Chairman Yarmuth Opening Statement at Virtual Hearing on Health and Wealth Inequality in America: How COVID-19 Makes Clear the Need for Change

Jun 23, 2020

Washington, D.C.— Kentucky Congressman John Yarmuth, Chairman of the House Budget Committee, gave the following opening statement at today’s virtual hearing  examining how the COVID-19 pandemic has exacerbated America’s underlying health and economic inequalities and disproportionately impacted Americans of color. Remarks as prepared are below:

The word unprecedented is often overused, but right now what we are facing as a nation and as society is truly unprecedented. We are simultaneously battling a global pandemic as the coronavirus rages on; an economic free fall from business closures and waves of mass unemployment; and a crisis of conscience as we grapple with the deadly effects of entrenched, systematic racism in our country. Nearly every American has experienced uncertainty, and far too many extreme hardships during the last several months. But these crises have something else in common: they all disproportionately impact Americans of color.

Today, the Budget Committee will examine one aspect of this - the underlying health and economic inequalities that have exacerbated COVID-19’s impact on our minority communities. Historic and persistent racial disparities in income, employment, education, wealth, health care, housing, and more have made Americans of color more vulnerable to the virus – both in terms of health and economic status.

Nowhere is the disproportionate impact of coronavirus clearer than in the virus’ death rates. If Black and Latino Americans died of COVID-19 at the same rate as white Americans, at least 14,400 Black Americans and 1,200 Latinos would still be alive today.

While the CDC may not list structural racism as one of the chronic conditions putting people at a higher risk for severe COVID-19 disease, long-term health inequities and barriers to accessing quality, affordable health care have made communities of color more vulnerable to serious illness and death from coronavirus. Where you live, where you work, and how you get to work all influence health status and outcomes, and more often than not, it’s to the detriment of Black and Latino families.

These longstanding inequities are only hard to see if you refuse to look. And when it comes to economic injustice, the facts are plentiful. In terms of median household earnings, the most recent Census data shows that for that every dollar a white family earns, a Latino family earns 73 cents while a Black family earns just 59 cents. Decades of income inequality and the resulting wealth gap have left Black and Latino Americans with less savings, and far less ability to weather a serious health emergency or economic crisis – today families are battling both.

The same households that had less going into this economic crisis have faced far more lay-offs and job loss.
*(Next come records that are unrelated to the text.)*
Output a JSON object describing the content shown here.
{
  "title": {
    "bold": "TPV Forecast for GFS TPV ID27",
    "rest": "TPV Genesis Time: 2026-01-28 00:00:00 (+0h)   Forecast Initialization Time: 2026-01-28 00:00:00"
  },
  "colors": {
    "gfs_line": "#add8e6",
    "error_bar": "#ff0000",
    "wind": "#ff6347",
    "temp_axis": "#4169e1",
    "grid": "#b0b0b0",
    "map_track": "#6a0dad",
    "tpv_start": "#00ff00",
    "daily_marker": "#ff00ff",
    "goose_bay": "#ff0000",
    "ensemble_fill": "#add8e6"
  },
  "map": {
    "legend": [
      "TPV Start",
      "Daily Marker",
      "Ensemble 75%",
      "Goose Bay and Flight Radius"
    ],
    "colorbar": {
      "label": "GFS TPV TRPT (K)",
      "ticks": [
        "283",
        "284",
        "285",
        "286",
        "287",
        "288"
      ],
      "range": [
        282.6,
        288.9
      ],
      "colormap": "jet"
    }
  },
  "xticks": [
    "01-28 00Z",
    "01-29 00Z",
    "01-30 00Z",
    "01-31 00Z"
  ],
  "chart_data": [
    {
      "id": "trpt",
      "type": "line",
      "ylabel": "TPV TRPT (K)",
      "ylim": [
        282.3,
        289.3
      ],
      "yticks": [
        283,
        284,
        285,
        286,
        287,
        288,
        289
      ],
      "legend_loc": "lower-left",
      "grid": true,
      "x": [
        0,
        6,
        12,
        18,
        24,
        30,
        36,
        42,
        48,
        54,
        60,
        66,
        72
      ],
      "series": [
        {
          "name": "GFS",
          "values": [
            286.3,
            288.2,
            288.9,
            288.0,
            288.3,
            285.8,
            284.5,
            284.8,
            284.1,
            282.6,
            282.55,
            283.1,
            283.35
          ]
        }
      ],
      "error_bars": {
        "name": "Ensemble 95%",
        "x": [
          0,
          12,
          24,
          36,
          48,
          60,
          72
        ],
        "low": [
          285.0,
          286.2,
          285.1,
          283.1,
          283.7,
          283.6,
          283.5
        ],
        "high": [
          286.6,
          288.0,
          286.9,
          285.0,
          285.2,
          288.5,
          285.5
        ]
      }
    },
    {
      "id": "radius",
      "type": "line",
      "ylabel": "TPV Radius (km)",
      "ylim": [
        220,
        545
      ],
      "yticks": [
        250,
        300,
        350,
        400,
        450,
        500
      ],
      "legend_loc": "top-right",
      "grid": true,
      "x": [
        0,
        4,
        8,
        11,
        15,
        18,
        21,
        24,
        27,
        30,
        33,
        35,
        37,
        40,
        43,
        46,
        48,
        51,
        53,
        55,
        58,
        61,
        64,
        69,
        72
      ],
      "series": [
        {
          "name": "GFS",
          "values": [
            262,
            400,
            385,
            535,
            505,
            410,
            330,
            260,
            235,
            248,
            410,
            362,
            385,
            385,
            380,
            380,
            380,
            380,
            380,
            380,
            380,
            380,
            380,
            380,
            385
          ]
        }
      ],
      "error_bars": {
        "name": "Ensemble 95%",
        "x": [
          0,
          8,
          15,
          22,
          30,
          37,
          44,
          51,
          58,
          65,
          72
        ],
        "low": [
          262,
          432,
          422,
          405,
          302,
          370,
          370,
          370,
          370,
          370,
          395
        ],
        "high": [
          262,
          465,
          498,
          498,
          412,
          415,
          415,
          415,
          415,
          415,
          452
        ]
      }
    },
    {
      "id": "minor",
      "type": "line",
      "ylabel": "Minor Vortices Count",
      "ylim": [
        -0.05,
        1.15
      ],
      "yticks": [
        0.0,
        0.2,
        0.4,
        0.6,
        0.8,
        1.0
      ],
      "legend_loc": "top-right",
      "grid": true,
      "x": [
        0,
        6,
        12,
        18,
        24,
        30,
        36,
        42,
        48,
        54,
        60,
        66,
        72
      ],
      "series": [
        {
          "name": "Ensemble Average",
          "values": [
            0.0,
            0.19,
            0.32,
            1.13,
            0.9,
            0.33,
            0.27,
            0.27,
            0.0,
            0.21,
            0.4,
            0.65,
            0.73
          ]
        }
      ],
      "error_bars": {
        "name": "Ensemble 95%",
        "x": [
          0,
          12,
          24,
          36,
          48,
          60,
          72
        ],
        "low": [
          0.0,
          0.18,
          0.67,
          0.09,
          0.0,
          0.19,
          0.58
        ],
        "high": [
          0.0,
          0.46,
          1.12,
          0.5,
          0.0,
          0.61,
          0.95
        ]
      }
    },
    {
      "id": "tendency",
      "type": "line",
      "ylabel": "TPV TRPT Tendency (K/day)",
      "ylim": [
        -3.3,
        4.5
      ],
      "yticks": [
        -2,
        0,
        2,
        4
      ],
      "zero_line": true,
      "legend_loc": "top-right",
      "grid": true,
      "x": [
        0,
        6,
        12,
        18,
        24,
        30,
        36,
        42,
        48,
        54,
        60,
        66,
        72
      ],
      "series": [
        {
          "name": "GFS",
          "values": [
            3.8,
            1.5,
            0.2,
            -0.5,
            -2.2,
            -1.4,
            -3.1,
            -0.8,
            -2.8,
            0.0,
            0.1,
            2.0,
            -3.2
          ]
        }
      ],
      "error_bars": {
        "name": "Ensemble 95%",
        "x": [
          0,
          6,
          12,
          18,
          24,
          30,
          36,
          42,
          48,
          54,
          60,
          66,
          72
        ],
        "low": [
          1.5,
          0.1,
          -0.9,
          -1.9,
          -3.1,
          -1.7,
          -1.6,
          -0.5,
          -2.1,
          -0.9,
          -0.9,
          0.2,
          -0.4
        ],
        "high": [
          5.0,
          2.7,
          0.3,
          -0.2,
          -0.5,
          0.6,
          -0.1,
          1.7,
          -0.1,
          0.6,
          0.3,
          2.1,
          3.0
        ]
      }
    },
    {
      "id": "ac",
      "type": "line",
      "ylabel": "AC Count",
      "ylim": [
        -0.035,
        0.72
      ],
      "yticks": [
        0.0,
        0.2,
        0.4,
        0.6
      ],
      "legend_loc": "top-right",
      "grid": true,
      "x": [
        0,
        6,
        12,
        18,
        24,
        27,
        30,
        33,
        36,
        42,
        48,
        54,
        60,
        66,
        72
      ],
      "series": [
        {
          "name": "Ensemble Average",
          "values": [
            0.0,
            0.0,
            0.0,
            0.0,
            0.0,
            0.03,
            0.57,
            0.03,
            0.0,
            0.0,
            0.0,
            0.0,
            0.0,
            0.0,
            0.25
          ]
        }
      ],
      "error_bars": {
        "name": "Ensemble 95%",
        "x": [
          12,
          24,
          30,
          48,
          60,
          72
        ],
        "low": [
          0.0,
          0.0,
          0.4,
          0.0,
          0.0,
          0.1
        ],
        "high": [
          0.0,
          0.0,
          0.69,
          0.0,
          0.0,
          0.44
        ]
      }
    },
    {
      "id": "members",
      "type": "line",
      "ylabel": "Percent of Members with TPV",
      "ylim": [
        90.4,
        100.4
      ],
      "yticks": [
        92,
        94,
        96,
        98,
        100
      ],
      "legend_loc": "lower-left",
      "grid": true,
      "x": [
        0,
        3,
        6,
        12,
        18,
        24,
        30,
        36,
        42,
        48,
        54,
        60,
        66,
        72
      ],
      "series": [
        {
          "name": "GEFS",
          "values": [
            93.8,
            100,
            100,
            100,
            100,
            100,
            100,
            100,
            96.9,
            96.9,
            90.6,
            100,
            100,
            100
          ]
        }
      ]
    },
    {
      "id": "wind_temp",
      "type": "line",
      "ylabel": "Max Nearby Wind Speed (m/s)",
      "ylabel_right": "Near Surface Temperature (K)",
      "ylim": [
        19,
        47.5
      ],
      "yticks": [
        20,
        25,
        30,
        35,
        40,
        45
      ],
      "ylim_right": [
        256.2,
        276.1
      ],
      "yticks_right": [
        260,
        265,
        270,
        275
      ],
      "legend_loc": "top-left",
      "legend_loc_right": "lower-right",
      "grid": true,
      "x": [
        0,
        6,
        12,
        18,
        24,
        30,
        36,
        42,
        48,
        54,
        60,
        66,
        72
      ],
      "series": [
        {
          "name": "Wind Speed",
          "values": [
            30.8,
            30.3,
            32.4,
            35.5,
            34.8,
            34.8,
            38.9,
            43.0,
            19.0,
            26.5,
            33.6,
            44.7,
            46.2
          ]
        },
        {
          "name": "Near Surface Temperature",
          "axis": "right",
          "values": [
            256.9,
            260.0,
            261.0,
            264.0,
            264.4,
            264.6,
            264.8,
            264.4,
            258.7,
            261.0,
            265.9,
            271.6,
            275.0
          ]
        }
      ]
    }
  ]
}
While all groups have seen a historic rise in unemployment compared to pre-pandemic levels, the May 2020 unemployment rates for Black and Latino Americans were substantially higher than for white Americans. The pandemic has redefined essential work and while Black and Latino workers compose 29% of the national workforce, they account for 34% of frontline workers. Every day, they are forced to choose between their health and a paycheck. Despite this, many of these workers still do not have access to paid leave or hazard pay and more than one in four frontline workers have said the coronavirus has made it harder to meet their basic needs.

But workers aren’t the only ones whose daily life has been upended. The coronavirus has led to widespread school closures across communities, and children of color may be impacted the most. One study estimated that, while the average white student may lose about six months of learning, the average Latino student may lose nine months and the average Black student may lose ten months. Without action, this could exacerbate graduation rate disparities among students of color, further perpetuating economic inequality for generations to come.

The COVID-19 pandemic has exposed the cracks in our systems and laid bare the underlying inequities that have existed in the United States for generations – in our health care system, our economy, in education, and in our justice systems. It threatens to widen the economic chasm between white Americans and Americans of color. If not contained and reversed, we will not only jeopardize the future of millions of American families, we risk the well-being of our nation.

As we look toward the next phase of recovery efforts, we must strive for structural change that will not only help our economy recover but also help more people – specifically people of color – prosper when it does. We cannot be foolish enough to think that a rising tide will lift all boats. If we are, we will sink the country.

This has to be a turning point. There is too much need, too much pain, and too much anger for Congress to do little or nothing.

I know we cannot end institutional racism overnight. But we can certainly start.

We can build a stronger nation, a more inclusive economy, and an America that better reflects our values – and that is what I hope to focus on today.